Und doch: Es waren schlussendlich nur 4 von 72 Schülerinnen und Schülern, die keine Stelle fanden, und für die wir als Projektteam in der näheren Umgebung der Kanti Plätze suchen mussten.
Die ganze Bandbreite an Berufen
Die Bereiche, in denen unsere Jugendlichen gearbeitet haben, sind sehr vielfältig. Viele zog es in die Primarschulen, in Kindergärten sowie in Kinderkrippen. Das sind Arbeitsfelder, die sie bereits aus ihrer jungen Vergangenheit gut kannten. Das gab ihnen eine gewisse Sicherheit. Andere arbeiteten im Gesundheitsbereich (Spitäler, Altersheime) und im Verkauf (Reformhaus, Secondhand-Kleiderladen, Gemischtwarenladen). Auch die Gastronomie und die Hotellerie waren gut vertreten. Einige konnten im Bereich Theater, Tanz und Film aushelfen oder lernten traditionelle Berufe in Bäckereien, Gärtnereien und im Elektrohandwerk kennen. Auch im kaufmännischen Sektor waren einige tätig. Mehrere Schülerinnen wirkten in Tierheimen und Zoos, in Bauernhöfen, in Bibliotheken und als Au Pair. Vier Schülerinnen und Schüler nutzten ihre Beziehungen zu KZU-Alumni und konnten sich in einem IT-Start-up mit Robotik beschäftigen.
Eine Erfahrung, die die Schüler*innen reifen lässt
Natürlich stellten wir uns auch immer wieder die Frage, ob wir es verantworten können, unsere Schülerinnen und Schüler zu «zwingen», sich mit der Arbeitswelt ausserhalb der KZU zu konfrontieren, indem wir sie Betrieben, Geschäften, Institutionen, Schulen und Familien überlassen. Für manche brauchte es gar grosse Überwindung.
Wir kamen aber zum Schluss, dass der persönliche «Gewinn» überwiegt.

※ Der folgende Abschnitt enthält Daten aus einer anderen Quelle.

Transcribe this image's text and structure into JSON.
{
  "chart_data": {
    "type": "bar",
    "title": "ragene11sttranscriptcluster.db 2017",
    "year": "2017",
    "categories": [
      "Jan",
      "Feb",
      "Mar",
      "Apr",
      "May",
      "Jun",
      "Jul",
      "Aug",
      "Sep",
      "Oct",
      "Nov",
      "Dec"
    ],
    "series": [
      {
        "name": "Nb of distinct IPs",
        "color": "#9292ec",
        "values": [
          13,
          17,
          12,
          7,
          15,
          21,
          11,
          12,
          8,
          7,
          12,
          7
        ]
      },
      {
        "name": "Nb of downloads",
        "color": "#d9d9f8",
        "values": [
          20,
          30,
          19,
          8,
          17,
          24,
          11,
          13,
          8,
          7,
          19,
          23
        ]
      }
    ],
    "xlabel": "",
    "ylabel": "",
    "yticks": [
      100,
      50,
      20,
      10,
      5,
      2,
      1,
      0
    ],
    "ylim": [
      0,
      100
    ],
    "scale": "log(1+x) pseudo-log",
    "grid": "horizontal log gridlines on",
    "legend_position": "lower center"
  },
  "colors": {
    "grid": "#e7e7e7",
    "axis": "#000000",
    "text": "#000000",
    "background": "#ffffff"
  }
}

Unsere jungen Menschen mussten sich wichtige Gedanken machen zu ihrem zukünftigen Leben, ihre Interessen und Stärken ausloten, und mit Hilfe der Coaches einen Bewerbungsprozess durchlaufen. Sie lernten zu kommunizieren und die langwierige Stellensuche auszuhalten. Schlussendlich ist es nicht einfach, das gewohnte «KZU-Paradies» zu verlassen und sich in der Arbeitswelt neu orientieren und eingliedern zu müssen, sich dort einzusetzen und so gut es geht, die eigenen Fertigkeiten in den Dienst eines Betriebs zu stellen.
Wir sind als Schule nach wie vor überzeugt, dass unsere Schülerinnen und Schüler durch diese Erfahrungen ein Stück weit selbstständiger werden und dass ihre Persönlichkeit an Reife gewinnt. Sie wachsen ungemein an diesen Forderungen, die wir ihnen mit diesem Praktikum stellen, auch wenn sie nicht nur von Erfolgserlebnissen gekrönt sind, sondern sich auch Enttäuschungen, Ängste vor den neuen Aufgaben, Stressmomente im Arbeitsalltag und emotionale Belastungen beimischen. Dieser Zonenwechsel ist bestimmt eine wertvolle Ergänzung zur gut behüteten Schulstube in Bülach.